Dieser Account wird als Pilotprojekt in den offiziellen EA-Foren und den Steam-Diskussionen von Battlefield 6 aktiv sein. Das Ziel ist es Behauptungen über angebliche “False Positives” direkt zu entkräften. BF_SledgeHammer behält sich vor, Banns öffentlich zu bestätigen und handfeste Beweise wie Chat-Logs oder den ursprünglichen Accountnamen zu veröffentlichen, sofern dies die eigenen Erkennungsmethoden nicht verrät. Eine Bestätigung für die Legitimität eines Spielers wird es über diesen Weg jedoch nicht geben, da jeder Account theoretisch in der Zukunft cheaten oder gehackt werden könnte.
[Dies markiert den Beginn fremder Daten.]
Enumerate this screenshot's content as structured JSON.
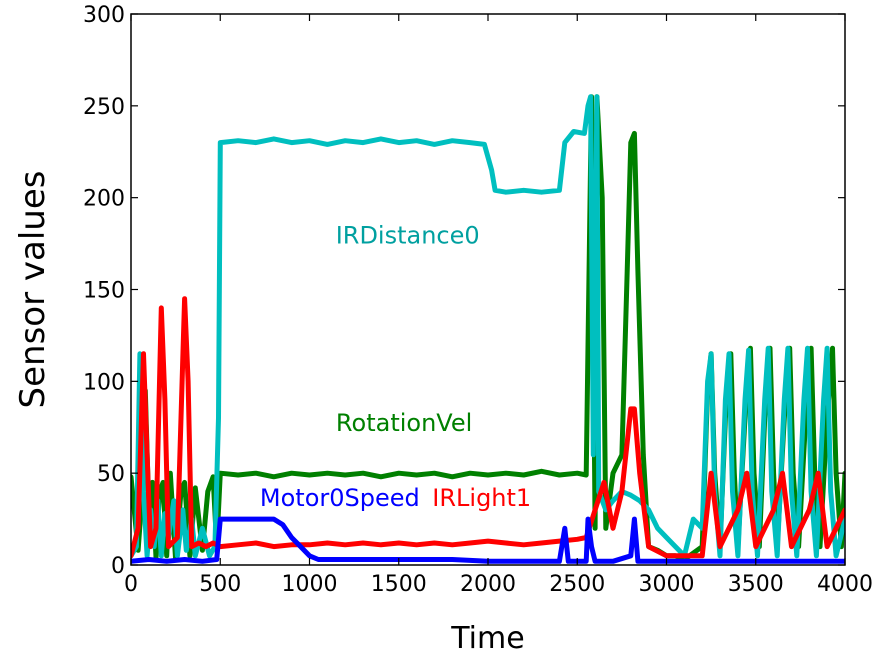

Erhöhte Sichtbarkeit: VAC-Banns für Cheater
Um es Spielern noch leichter zu machen, überführte Cheater zu identifizieren und die Verbreitung von Gerüchten weiter einzudämmen, greift EA zu einer weiteren Maßnahme. Bestätigte Cheater erhalten von nun an zusätzlich einen gut sichtbaren VAC-Bann, sofern Battlefield 6 über Steam gespielt wird.
Die Entwickler betonen abschließend, dass Fair-Play an oberster Stelle steht und man noch etliche weitere Gegenmaßnahmen “im Schmiedefeuer” hat, die veröffentlicht werden, sobald sie einsatzbereit sind.